At its core was a central question: How can art help us teach and practice critical thinking in the age of the technologies of the 4th Industrial Revolution?

Through work with videopoetry, VR, and AI-based tools, participants explored:
• the mechanisms through which AI systems simulate understanding,
• strategies for strengthening critical thinking and cognitive resilience,
• artistic methods for engaging with the epistemological limits of intelligent systems.

Photo by Aleksandra Łukaszewicz

Post-workshop installation

The workshop culminated in a videopoetic installation presented from 12 to 15 March 2026: “Obowiązki własnej ręki wciągniętej ( ) do środka / The Duties of One’s Own Hand Drawn ( ) Inward” curated by Aleksandra Łukaszewicz, Joanna Szczepanik, and Jarosław Solecki.

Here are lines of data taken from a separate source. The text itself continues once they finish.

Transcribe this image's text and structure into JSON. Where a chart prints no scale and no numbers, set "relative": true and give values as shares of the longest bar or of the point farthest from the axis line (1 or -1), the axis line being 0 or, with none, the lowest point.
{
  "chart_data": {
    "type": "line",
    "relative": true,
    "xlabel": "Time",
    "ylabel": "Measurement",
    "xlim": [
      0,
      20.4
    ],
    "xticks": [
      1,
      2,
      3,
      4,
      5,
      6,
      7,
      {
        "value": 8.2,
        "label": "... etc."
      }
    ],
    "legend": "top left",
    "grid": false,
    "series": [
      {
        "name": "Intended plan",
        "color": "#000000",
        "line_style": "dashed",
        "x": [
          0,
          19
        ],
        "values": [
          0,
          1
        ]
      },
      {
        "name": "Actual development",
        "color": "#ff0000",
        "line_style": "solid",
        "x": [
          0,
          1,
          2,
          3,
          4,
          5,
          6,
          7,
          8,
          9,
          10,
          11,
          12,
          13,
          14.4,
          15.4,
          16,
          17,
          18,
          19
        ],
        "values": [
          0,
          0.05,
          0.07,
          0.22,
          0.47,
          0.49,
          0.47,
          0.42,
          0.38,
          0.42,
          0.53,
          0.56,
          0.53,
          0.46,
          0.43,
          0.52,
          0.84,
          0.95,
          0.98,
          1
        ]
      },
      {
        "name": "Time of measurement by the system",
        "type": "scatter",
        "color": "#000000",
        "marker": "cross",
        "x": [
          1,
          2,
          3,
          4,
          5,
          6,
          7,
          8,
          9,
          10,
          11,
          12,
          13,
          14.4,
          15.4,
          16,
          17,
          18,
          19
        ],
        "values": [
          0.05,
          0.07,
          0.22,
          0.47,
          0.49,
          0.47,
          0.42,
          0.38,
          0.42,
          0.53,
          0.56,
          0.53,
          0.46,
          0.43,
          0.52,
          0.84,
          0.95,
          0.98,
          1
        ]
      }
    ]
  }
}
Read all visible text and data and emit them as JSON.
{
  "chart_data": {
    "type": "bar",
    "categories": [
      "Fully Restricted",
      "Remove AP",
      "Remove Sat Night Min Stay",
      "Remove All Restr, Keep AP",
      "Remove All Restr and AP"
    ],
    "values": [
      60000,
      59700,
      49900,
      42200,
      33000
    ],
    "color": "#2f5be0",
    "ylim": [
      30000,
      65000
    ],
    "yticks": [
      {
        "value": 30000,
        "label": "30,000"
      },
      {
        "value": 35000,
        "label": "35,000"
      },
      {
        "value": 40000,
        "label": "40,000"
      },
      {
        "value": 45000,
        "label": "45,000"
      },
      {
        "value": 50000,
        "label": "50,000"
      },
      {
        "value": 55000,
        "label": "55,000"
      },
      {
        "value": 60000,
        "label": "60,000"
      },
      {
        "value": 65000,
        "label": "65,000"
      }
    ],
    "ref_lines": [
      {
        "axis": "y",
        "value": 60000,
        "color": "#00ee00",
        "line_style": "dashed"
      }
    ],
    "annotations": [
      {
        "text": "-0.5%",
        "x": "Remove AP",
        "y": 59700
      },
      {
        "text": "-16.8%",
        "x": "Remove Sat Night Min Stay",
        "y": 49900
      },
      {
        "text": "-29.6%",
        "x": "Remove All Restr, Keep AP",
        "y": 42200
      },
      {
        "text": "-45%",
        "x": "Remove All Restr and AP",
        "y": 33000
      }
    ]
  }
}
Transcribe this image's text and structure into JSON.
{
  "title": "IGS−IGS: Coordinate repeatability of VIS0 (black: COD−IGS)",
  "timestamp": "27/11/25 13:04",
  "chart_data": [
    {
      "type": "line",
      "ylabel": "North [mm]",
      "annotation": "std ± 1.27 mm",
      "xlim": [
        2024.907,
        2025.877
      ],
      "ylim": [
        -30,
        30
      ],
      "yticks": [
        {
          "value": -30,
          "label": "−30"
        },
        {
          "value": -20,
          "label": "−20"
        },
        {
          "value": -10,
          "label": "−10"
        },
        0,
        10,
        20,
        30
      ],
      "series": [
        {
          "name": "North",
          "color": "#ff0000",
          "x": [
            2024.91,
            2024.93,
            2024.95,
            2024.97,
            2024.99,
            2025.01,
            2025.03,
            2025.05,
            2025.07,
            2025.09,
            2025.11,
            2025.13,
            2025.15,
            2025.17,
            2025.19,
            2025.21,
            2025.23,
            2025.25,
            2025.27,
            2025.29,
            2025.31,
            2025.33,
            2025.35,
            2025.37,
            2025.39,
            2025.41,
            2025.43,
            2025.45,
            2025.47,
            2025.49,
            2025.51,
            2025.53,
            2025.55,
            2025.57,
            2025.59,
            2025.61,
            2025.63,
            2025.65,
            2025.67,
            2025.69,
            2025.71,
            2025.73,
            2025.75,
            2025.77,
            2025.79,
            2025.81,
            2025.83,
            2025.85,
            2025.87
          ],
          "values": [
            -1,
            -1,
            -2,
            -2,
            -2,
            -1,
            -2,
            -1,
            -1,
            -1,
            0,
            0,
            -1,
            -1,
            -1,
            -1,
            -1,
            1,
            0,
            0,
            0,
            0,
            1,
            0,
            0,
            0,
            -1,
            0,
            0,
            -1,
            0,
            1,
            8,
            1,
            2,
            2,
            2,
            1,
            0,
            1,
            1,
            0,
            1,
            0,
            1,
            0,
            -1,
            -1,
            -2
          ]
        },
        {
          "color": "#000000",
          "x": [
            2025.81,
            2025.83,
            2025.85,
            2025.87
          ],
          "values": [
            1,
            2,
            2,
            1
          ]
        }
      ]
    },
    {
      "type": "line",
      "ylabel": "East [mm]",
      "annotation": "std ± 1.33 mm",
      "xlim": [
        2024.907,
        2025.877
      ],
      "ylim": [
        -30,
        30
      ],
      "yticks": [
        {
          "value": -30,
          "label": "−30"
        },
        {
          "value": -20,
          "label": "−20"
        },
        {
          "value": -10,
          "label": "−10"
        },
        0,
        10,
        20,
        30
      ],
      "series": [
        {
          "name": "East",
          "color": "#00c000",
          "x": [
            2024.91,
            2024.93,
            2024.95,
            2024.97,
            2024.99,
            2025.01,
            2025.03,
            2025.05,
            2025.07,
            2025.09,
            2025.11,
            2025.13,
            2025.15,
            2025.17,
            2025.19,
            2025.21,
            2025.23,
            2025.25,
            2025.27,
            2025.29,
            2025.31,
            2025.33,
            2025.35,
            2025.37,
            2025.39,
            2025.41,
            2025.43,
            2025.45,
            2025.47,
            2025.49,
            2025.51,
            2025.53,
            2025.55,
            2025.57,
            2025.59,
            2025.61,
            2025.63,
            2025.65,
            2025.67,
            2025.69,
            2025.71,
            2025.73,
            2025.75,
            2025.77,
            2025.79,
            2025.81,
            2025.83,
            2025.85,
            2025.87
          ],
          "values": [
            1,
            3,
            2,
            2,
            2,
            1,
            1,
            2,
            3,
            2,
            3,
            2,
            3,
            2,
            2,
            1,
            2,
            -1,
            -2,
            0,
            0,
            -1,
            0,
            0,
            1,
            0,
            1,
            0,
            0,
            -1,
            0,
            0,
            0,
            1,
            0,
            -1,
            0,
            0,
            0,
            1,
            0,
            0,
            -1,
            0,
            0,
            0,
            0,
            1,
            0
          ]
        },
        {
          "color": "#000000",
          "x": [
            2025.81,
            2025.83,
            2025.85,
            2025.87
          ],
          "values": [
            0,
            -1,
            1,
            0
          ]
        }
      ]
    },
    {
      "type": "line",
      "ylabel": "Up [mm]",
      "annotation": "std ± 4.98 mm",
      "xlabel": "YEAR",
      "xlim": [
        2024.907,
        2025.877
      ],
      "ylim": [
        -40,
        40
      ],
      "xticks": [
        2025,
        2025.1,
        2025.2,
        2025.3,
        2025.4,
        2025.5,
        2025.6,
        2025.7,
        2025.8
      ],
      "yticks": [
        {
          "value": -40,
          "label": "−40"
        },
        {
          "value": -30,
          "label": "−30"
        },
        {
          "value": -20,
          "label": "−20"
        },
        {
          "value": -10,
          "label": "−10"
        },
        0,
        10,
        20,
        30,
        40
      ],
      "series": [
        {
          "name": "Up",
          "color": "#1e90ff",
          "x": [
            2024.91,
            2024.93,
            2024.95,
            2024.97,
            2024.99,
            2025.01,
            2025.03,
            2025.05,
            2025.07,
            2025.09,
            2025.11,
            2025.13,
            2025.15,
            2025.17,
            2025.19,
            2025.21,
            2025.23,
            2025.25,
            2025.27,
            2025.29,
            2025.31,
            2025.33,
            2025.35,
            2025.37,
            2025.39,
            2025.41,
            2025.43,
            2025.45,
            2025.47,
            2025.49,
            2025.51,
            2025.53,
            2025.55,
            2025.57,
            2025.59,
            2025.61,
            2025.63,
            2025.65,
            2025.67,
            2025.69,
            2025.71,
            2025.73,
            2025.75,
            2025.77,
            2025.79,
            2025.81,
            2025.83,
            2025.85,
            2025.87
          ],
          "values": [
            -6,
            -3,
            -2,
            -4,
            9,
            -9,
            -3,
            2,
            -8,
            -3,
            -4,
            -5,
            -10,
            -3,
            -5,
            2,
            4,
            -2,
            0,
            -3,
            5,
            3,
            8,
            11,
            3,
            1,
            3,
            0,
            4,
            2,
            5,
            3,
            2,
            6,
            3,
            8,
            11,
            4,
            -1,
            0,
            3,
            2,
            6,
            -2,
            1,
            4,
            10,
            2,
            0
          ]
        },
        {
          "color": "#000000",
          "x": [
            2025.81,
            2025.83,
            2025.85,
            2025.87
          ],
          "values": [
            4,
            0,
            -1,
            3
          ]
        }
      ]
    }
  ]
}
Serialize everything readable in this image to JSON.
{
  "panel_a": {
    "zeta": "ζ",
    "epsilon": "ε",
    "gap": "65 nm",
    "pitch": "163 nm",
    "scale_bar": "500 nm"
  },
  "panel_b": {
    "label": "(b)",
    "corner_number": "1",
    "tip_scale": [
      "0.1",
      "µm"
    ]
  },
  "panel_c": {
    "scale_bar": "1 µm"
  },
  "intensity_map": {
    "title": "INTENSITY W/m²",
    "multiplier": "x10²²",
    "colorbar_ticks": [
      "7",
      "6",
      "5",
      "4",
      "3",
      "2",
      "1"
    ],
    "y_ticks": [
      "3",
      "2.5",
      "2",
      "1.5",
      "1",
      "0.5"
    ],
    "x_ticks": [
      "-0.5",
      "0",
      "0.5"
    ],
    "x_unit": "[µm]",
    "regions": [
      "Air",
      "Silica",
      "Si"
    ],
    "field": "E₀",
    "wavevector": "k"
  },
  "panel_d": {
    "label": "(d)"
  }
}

The installation translated the workshop process into a spatial and poetic reflection on embodiment, agency, and inward-directed cognition in the context of technologies of the 4th Industrial Revolution.

Photo by Kobas Laksa

By translating audiovisual heritage into a digitally navigable environment, the project exemplifies CAPHE’s methodological approach to integrating artistic production with XR technologies. It further demonstrates how immersive platforms can activate memory and identity as shared cultural resources, fostering dialogue across generations and geographical boundaries.

Photo by Aleksandra Łukaszewicz

CAPHE outcomes and dissemination

As a continuation of this work, an open-access educational scenario based on the workshop is currently being developed. It will be published on Zenodo, ensuring:

  • authorship attribution
  • the possibility of creating derivative works
  • accessibility for educators, researchers, and cultural practitioners

The material will also be submitted as a Polish Society for Aesthetics contribution to a CAPHE report on media and material literacy in online and virtual education, prepared by the Faculty of Fine Arts, University of Lisbon.

Photo by Kobas Laksa

Public discourse and media presence

The Biennale and its thematic scope were widely discussed in cultural and educational media, including Perspektywy, Polskie Radio 24, and Radio Kraków Culture.

These discussions highlighted the urgency of developing new artistic and educational approaches to understanding AI — not only as a technological system, but as a transformative force reshaping perception, knowledge, and social imagination.